CKay – “Watawi” (feat. Davido, Focalistic & Abidoza)

If you didn’t know much about CKay prior to 2021, you’d think his rise was meteoric. In a sense, it was. Many songs go viral on TikTok after all, but “Love Nwantiti” is in that one percent that eclipses momentary virality and becomes a cultural touchstone. Two years after release, and about a year after the video for its Joeboy and Kuami Eugene-assisted remix premiered, CKay was right in the middle of Nigerian pop’s surging presence stateside.
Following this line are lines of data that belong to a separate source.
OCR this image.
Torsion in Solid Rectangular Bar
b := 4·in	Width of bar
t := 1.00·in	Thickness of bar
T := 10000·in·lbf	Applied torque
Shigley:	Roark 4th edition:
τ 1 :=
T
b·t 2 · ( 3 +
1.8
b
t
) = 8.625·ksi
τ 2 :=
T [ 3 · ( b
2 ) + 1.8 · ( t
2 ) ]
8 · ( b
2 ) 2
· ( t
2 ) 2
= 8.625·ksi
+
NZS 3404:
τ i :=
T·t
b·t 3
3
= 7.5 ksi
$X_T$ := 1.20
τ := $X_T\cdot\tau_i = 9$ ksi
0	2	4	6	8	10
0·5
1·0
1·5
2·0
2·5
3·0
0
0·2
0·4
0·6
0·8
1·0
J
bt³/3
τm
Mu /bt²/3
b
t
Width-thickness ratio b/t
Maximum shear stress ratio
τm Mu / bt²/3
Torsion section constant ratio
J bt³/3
If he’s feeling any of the expectant pressures foisted on global superstars, CKay isn’t really showing it. The singer ended his dream year with two singles, “By Your Side” with South African hybrid rap artist Blxckie, and “Emiliana,” the brilliant, if slightly contrived, successor to his breakout mega hit. Both songs did a dual job of reinforcing the core tenets of CKay’s sound—emotive lyricism, lilting melodies—and expanding the boundaries of his artistry. The Blxckie-assisted single especially, which starts off on a downtempo, deep house note before switching to a cut bearing the hallmarks of Kwaito’s influence on Amapiano.

“Watawi,” CKay’s new single, continues his ‘Piano explorations. The singer reunites with “La La” co-star Davido, who also reunites with two-time collaborator, Focalistic. Helmed by respected South African producer Abidoza, his instrumental arrangement echoes the excellence of the several soulful ‘Piano classics he’s produced, from “Dinaledi” to “Siyathandana.” Here, he puts together a lush and groovy soundscape, shifting around elements to fit the vocalists’ tenor, keeping the music spare for CKay’s verse, infusing airy piano string riffs underneath Davido’s gentle rasp, and ratcheting up the percussive intensity to match Focalistic’s animated rap verse.

Together, the trio turn in a cumulatively dynamic and enthralling performance, putting in formidable shifts over a sparkling beat. All three play the role of noncommittal romantic partners, finding varying angles of approach, from CKay’s charm to Davido’s brashness and Focalistic’s preference for banal flashiness. “Watawi” plays into the ‘Boyfriend’ identity CKay heavily leans on, but with a different type of edge. There’s a different type of emotional honesty on the song and, more importantly, it leads to gleaming results.